Seville oranges are a good source for vitamin C, dietary fiber, and thiamin. The citrus fruit also contains potassium, vitamin A and calcium, and are thought to have antioxidant and anti-inflammatory properties.
Seville oranges are most commonly used for orange marmalade. They are the Queen of marmalade. Use the zest and juice in flavored sugars or salts, syrups, cocktails, vinaigrette, gastriques or marinades. Seville oranges’ high acidity can be used for pickling. Use Seville oranges as a substitute for key limes in pies and pastries. Pair with fennel, bitter greens, chicories, olives, other citrus, fresh herbs, aged cheeses, seafood, rice, and Spanish spices. Seville oranges will keep, refrigerated, for up to two weeks or more. If frozen they could be used along the year.
One of the earliest recipes for Seville orange marmalade dates back to 1683. It came from a small notebook found in Dunrobin Castle in Sutherland, written by an anonymous woman. The first commercially distributed brand of marmalade, called Keiller’s Marmalade, made its first batch in Scotland in 1797. They were the first to use chunks of the orange rind in their recipe. Marmalade has always been in high demand.

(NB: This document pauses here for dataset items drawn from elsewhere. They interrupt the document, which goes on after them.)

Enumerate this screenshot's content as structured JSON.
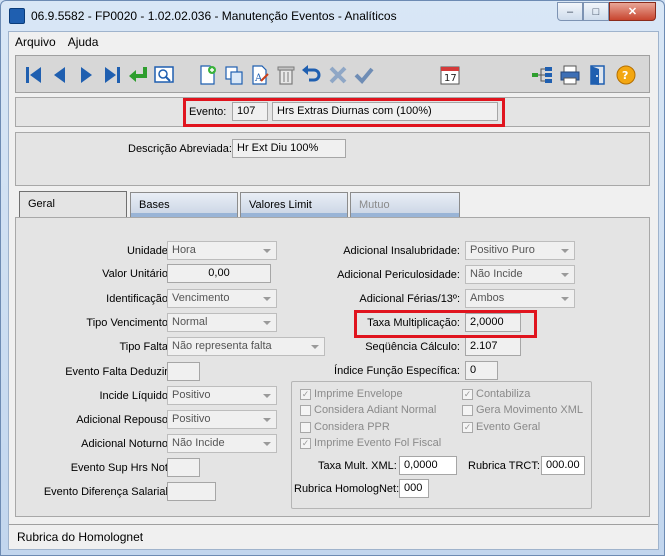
{
  "window": {
    "title": "06.9.5582 - FP0020 - 1.02.02.036 - Manutenção Eventos - Analíticos",
    "minimize": "–",
    "maximize": "□",
    "close": "✕"
  },
  "menu": {
    "items": [
      {
        "label": "Arquivo"
      },
      {
        "label": "Ajuda"
      }
    ]
  },
  "toolbar": {
    "icons": [
      "first-record-icon",
      "previous-record-icon",
      "next-record-icon",
      "last-record-icon",
      "return-icon",
      "search-icon",
      "new-document-icon",
      "copy-icon",
      "rename-icon",
      "delete-icon",
      "undo-icon",
      "cancel-icon",
      "confirm-icon",
      "calendar-icon",
      "tree-icon",
      "print-icon",
      "exit-door-icon",
      "help-icon"
    ],
    "calendar_day": "17",
    "help_label": "?"
  },
  "header": {
    "evento_label": "Evento:",
    "evento_code": "107",
    "evento_desc": "Hrs Extras Diurnas  com (100%)",
    "descricao_label": "Descrição Abreviada:",
    "descricao_value": "Hr Ext Diu 100%"
  },
  "tabs": [
    {
      "label": "Geral",
      "active": true
    },
    {
      "label": "Bases"
    },
    {
      "label": "Valores Limit"
    },
    {
      "label": "Mutuo",
      "disabled": true
    }
  ],
  "geral": {
    "left": {
      "unidade": {
        "label": "Unidade:",
        "value": "Hora"
      },
      "valor_unitario": {
        "label": "Valor Unitário:",
        "value": "0,00"
      },
      "identificacao": {
        "label": "Identificação:",
        "value": "Vencimento"
      },
      "tipo_vencimento": {
        "label": "Tipo Vencimento:",
        "value": "Normal"
      },
      "tipo_falta": {
        "label": "Tipo Falta:",
        "value": "Não representa falta"
      },
      "evento_falta": {
        "label": "Evento Falta Deduzir:",
        "value": ""
      },
      "incide_liquido": {
        "label": "Incide Líquido:",
        "value": "Positivo"
      },
      "adicional_repouso": {
        "label": "Adicional Repouso:",
        "value": "Positivo"
      },
      "adicional_noturno": {
        "label": "Adicional Noturno:",
        "value": "Não Incide"
      },
      "evento_sup": {
        "label": "Evento Sup Hrs Not:",
        "value": ""
      },
      "evento_diferenca": {
        "label": "Evento Diferença Salarial:",
        "value": ""
      }
    },
    "right": {
      "insalubridade": {
        "label": "Adicional Insalubridade:",
        "value": "Positivo Puro"
      },
      "periculosidade": {
        "label": "Adicional Periculosidade:",
        "value": "Não Incide"
      },
      "ferias": {
        "label": "Adicional Férias/13º:",
        "value": "Ambos"
      },
      "taxa_mult": {
        "label": "Taxa Multiplicação:",
        "value": "2,0000"
      },
      "sequencia": {
        "label": "Seqüência Cálculo:",
        "value": "2.107"
      },
      "indice": {
        "label": "Índice Função Específica:",
        "value": "0"
      }
    },
    "checks": {
      "imprime_envelope": {
        "label": "Imprime Envelope",
        "checked": true
      },
      "contabiliza": {
        "label": "Contabiliza",
        "checked": true
      },
      "considera_adiant": {
        "label": "Considera Adiant Normal",
        "checked": false
      },
      "gera_movimento": {
        "label": "Gera Movimento XML",
        "checked": false
      },
      "considera_ppr": {
        "label": "Considera PPR",
        "checked": false
      },
      "evento_geral": {
        "label": "Evento Geral",
        "checked": true
      },
      "imprime_fol": {
        "label": "Imprime Evento Fol Fiscal",
        "checked": true
      }
    },
    "group": {
      "taxa_xml_label": "Taxa Mult. XML:",
      "taxa_xml_value": "0,0000",
      "rubrica_trct_label": "Rubrica TRCT:",
      "rubrica_trct_value": "000.00",
      "rubrica_homolog_label": "Rubrica HomologNet:",
      "rubrica_homolog_value": "000"
    }
  },
  "status": {
    "text": "Rubrica do Homolognet"
  },
  "colors": {
    "highlight": "#e0141e",
    "toolbar_blue": "#1f5fb0"
  }
}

Sour oranges are native to China. Trade routes brought them to Africa and the Mediterranean in the 10th Century. Cultivation of sour orange varieties led to the Seville orange of Seville, Spain in the 12th Century, where it would accrue its name. The Seville orange was the only orange variety in Europe for the next 500 years. It was also one of the first citrus varieties brought to the New World where it was naturalized in the Caribbean, South, Central and North America. It is fabled that there is still a tree growing in a tub at Versailles reportedly planted in the year 1421. Sour orange trees would begin to shift their role as edible fruit to rootstock after sweet oranges were introduced in America. Cross pollination of the sour and sweet orange trees also proved to create bitter fruits in sweet orange varieties which forced farmers to reduce production of sour orange trees.